A retrospective study was conducted to examine patients with endometrial cancer who underwent surgical staging including oophorectomy between 2000 and 2013 (n = 714). Cumulative risk of VTE was examined based on the NAFLD status. A Cox proportional hazard regression model was used to determine the independent risk predictors of VTE.

Results:

Venous thromboembolism and NAFLD were seen in 57 (8.0%) and 181 (25.4%) cases, respectively. Two-year cumulative risks of VTE and NAFLD were 7.9% and 19.3%, respectively. In univariate analysis, VTE was significantly associated with decreased disease-free survival (2-year rate, 43.6% vs 91.4%, P < .001) and overall survival (65.8% vs 96.8%, P < .001), whereas NAFLD was associated with decreased risk of VTE (1.7% vs 10.4%, P < .001).
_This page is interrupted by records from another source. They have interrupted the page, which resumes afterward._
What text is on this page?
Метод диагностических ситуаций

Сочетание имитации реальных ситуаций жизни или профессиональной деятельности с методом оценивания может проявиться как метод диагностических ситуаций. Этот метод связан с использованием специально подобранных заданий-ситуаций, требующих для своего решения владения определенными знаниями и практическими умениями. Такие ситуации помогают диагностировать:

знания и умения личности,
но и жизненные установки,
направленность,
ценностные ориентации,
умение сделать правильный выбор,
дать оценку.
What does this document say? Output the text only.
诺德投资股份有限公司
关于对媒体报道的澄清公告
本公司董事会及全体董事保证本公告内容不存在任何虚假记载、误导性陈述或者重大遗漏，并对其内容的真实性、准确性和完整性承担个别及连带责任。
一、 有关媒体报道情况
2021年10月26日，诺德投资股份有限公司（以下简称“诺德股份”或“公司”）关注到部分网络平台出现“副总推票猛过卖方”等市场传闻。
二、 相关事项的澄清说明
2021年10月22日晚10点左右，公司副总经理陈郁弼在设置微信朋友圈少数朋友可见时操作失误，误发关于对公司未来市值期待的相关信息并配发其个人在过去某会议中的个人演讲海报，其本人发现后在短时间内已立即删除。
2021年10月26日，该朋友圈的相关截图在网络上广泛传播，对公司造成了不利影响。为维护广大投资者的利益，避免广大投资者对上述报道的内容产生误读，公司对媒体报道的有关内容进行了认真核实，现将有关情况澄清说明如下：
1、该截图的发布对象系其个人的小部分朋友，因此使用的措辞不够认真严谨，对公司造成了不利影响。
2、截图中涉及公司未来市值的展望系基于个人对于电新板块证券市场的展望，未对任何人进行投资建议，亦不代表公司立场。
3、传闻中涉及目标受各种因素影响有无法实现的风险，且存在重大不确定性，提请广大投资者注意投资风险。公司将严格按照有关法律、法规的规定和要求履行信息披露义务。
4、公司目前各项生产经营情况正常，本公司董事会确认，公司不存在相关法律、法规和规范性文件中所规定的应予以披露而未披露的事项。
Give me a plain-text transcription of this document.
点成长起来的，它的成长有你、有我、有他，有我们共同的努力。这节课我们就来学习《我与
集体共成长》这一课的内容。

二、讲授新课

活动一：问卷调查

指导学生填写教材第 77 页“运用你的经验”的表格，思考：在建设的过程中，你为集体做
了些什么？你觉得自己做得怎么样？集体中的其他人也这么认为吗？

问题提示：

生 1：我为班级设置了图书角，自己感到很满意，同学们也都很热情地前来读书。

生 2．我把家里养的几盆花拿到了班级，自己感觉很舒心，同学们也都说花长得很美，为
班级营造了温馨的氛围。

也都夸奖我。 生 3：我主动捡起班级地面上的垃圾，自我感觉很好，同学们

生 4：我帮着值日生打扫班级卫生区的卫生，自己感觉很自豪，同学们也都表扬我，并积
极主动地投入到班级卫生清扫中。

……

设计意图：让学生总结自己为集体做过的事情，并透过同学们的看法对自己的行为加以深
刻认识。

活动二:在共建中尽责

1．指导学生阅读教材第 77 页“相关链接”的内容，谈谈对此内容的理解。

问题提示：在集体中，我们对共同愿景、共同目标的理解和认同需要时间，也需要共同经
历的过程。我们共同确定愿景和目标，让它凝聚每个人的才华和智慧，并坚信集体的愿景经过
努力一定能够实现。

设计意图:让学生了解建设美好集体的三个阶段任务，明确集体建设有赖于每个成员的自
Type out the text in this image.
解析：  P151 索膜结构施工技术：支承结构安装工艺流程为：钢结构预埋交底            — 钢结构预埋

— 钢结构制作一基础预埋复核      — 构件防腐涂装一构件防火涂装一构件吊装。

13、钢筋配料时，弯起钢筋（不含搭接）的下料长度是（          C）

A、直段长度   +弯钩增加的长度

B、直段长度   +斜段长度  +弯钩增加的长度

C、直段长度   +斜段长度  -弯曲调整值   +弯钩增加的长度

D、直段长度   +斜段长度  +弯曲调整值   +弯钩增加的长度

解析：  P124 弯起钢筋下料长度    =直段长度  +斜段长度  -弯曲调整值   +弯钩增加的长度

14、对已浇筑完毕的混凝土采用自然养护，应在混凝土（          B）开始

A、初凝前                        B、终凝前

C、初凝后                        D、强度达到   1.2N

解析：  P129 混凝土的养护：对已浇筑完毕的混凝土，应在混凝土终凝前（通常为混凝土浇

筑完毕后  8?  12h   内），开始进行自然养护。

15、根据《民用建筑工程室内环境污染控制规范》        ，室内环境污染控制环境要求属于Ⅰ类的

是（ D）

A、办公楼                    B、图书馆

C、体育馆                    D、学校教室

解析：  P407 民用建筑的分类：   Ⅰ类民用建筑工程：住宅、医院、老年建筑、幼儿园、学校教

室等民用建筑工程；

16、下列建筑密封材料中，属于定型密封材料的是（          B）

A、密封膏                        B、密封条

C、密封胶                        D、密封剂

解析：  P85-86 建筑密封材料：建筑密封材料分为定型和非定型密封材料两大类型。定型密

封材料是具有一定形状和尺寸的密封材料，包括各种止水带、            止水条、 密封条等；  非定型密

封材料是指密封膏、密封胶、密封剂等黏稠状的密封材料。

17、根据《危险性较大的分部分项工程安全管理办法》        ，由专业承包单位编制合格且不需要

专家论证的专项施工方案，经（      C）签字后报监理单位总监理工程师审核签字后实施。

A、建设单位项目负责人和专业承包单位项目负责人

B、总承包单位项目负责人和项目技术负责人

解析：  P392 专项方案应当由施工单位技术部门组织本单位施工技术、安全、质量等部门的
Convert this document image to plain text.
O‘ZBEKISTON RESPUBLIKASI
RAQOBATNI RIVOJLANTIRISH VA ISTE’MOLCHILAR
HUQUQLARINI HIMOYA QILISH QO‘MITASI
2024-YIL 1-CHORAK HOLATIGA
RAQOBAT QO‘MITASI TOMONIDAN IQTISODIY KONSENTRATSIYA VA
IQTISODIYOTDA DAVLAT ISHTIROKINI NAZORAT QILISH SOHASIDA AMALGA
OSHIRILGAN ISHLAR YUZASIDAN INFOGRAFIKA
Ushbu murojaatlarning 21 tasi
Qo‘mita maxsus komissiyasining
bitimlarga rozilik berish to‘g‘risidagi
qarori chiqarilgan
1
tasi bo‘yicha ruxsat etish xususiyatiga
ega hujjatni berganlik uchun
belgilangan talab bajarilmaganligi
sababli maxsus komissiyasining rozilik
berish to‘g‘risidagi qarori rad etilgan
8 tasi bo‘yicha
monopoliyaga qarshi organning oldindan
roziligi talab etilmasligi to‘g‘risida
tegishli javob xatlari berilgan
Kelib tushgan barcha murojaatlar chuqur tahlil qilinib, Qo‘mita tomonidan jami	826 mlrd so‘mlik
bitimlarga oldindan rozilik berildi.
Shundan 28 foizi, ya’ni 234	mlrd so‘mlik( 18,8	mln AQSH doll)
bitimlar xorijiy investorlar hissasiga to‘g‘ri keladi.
In multivariate analysis controlling for clinicopathological factors, NAFLD remained an independent predictor of decreased risk of VTE (hazard ratio [HR]: 0.24, 95% confidence interval [CI]: 0.07–0.79, P = .02). Thrombocytosis (HR: 2.30, 95% CI: 1.22-4.35, P = .01), cancer antigen 125 ≥ 35 (HR: 3.81,95% CI: 1.78-8.17, P < .001), and recurrent disease (HR: 4.57, 95% CI: 1.97-10.6, P < .001) remained as independent predictors of increased risk of VTE.

Conclusion:

Our results suggest that NAFLD may be associated with decreased VTE risk in women with endometrial cancer.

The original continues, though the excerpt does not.